Екатерина Сергеевна рывком отодвинула собственное кресло, однако садиться за стол не стала, а лишь сняла пиджак и накинула на его спинку. На пороге возник невысокого роста человек лет двадцати пяти. Он судорожно поправил очки, и робко спросил позволения войти.
– Проходите, проходите, – уверенно заговорила с ним Екатерина Сергеевна. – Хотелось бы уточнить цель вашего визита?
– Екатерина Сергеевна, я… – молодой человек замялся. – Я…
– Я поняла, что это вы. Достаточно. Продолжайте свою мысль.
– Я подвел вас. Понимаю. И мне крайне стыдно за это. Но я уверяю, что такого больше не повторится.
– Антон Игоревич, кажется? Мне кажется, слово «подвел» не совсем уместно в отношении вашего поступка. Подвели вы меня, когда проспали понедельничную планерку, и я не смогла лично вас поблагодарить за не продленный контракт с «Контпласт» – нашим основным поставщиком. Напомните, пожалуйста, что случилось тогда?
– Я заболел, – еле слышно проговорил молодой человек, поправляя очки.
– Да, совершенно точно, вы заболели. Как вы сейчас себя чувствуете?
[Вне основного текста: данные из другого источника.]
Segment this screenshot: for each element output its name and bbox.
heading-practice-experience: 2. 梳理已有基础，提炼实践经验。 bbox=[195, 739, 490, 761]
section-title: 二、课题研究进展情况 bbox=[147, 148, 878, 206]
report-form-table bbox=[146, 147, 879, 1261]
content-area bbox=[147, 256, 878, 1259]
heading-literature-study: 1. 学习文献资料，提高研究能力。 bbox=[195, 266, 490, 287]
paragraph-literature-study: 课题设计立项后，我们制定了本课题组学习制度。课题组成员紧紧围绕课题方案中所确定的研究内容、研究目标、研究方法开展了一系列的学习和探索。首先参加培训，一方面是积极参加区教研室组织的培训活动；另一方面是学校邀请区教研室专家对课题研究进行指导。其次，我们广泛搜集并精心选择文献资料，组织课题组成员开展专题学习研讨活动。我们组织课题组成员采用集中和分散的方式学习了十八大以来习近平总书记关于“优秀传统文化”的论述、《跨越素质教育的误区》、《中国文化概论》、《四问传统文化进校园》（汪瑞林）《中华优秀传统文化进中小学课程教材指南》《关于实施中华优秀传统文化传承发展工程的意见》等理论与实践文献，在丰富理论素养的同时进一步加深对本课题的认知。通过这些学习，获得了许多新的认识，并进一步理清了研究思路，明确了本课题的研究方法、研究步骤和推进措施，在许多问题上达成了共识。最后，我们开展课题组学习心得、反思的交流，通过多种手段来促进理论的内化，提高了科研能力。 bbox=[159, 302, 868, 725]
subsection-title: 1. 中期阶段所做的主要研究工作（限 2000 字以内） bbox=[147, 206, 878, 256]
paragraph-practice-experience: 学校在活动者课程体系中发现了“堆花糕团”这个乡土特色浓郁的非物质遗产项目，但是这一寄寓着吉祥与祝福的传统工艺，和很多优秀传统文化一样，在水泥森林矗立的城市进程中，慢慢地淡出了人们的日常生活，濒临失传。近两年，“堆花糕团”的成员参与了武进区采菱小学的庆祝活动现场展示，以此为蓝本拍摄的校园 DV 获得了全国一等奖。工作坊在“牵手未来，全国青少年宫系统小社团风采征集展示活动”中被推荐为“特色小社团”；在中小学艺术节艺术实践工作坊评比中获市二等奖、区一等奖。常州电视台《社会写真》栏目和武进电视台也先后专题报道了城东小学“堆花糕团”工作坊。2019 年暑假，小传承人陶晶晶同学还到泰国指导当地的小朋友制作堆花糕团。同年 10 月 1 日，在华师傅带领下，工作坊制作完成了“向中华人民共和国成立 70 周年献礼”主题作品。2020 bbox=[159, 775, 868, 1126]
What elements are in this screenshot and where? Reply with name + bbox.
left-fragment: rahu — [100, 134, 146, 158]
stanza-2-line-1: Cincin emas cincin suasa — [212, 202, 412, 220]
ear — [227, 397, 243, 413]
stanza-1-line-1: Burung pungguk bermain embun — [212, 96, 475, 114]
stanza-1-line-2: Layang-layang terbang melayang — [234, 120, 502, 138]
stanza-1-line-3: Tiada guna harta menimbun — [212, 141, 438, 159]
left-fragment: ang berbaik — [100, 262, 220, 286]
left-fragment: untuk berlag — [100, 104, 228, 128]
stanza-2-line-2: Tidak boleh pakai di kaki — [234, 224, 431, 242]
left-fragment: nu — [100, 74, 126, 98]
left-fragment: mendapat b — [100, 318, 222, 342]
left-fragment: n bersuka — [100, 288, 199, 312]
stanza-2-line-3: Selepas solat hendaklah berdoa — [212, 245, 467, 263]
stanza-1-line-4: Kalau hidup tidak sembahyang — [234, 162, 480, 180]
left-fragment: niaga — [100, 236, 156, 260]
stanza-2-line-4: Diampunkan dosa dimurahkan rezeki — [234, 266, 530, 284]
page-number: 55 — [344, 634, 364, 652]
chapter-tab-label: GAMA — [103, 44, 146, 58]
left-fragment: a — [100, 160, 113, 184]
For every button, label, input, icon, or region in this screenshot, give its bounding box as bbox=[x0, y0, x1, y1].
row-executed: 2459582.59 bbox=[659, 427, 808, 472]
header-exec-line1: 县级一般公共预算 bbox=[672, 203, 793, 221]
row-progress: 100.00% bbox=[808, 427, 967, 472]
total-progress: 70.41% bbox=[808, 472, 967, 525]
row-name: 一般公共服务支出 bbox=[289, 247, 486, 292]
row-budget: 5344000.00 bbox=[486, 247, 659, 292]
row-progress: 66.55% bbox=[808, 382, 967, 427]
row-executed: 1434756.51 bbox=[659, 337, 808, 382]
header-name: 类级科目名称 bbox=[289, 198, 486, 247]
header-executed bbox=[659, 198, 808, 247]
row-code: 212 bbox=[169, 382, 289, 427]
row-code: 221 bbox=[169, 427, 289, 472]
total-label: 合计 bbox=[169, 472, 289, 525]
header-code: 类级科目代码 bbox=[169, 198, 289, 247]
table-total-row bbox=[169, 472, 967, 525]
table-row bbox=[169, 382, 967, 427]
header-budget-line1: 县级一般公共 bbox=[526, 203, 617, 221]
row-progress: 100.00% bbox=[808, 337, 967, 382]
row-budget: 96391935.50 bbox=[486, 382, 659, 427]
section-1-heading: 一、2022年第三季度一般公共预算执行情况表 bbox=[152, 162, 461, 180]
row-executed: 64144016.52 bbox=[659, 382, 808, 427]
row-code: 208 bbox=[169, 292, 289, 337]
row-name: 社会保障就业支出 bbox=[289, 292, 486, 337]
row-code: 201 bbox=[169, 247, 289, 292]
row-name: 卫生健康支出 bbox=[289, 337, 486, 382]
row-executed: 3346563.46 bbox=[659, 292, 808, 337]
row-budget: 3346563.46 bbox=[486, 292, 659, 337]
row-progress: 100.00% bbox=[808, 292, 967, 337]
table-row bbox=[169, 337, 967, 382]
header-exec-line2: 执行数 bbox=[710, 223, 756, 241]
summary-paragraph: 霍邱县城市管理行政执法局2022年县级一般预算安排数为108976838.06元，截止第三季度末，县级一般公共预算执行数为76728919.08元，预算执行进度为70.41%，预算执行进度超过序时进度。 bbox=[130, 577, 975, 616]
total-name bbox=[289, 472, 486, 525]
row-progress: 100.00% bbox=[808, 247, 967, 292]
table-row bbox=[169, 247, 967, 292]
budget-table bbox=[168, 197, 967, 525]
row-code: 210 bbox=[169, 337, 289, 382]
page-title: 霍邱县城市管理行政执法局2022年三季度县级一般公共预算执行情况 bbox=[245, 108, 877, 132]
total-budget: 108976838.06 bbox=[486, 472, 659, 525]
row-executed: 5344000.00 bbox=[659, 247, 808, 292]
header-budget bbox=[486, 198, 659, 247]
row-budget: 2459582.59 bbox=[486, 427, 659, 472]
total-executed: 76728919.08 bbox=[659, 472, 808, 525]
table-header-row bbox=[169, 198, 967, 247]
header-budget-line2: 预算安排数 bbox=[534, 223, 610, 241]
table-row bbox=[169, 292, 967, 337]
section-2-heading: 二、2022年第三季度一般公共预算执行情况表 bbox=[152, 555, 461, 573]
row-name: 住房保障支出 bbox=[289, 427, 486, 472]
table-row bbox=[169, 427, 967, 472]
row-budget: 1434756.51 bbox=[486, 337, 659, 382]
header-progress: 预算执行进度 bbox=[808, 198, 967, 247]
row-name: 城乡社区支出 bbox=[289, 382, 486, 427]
Здоровы? На три недели на больничный не желаете?
– Нет, все в порядке, – еще более тихо промямлил собеседник.
– Вас тогда понизили, но не уволили. Хотя основание было более чем на мой взгляд. Спустя месяц вас отправили в командировку. Все что вам было нужно, это встретить человека в аэропорту, подписать там же договор о сотрудничестве и вернуться с одним подписанным экземпляром назад в Москву. Я понимаю, что Петербург – очень красивый город, и вы, скорее всего, прогуляли перед этим всю ночь. Я поняла бы, даже если вы опоздали на эту встречу. Но не явиться совсем – это, простите, не «не подвел», это подставил. Вы понимаете, что это одна из крупнейших европейских компаний? Вы понимаете, что это выход на международный уровень для нашей компании?
Молодой человек залился красным румянцем.
– Вы понимаете, что из-за вас все мы лишены этой возможности? Возможности выйти на другой уровень и зарабатывать другие деньги? Вы все еще считаете, что подвели меня? Нет, дорогой мой Антон Игоревич. Вы подвели всех своих теперь уже бывших коллег. Я надеюсь, что вы извлечете из этого урок. И да… если вы еще раз наберетесь наглости прийти ко мне, я дам охране распоряжение, вышвырнуть вас силой. Всего доброго, Антон Игоревич!
Екатерина Сергеевна подняла уголки своих губ, и ее лицо стало надменно веселым, точно она получила несказанное удовольствие от того, что буквально размазала парня по стене. Тот более не смел сопротивляться и попятился к выходу, постоянно кланяясь точно через чур воспитанный японец. Выйдя в приемную и закрыв за собой дверь, он только и смог выпалить: «Сука!», после чего поспешно вышел вон.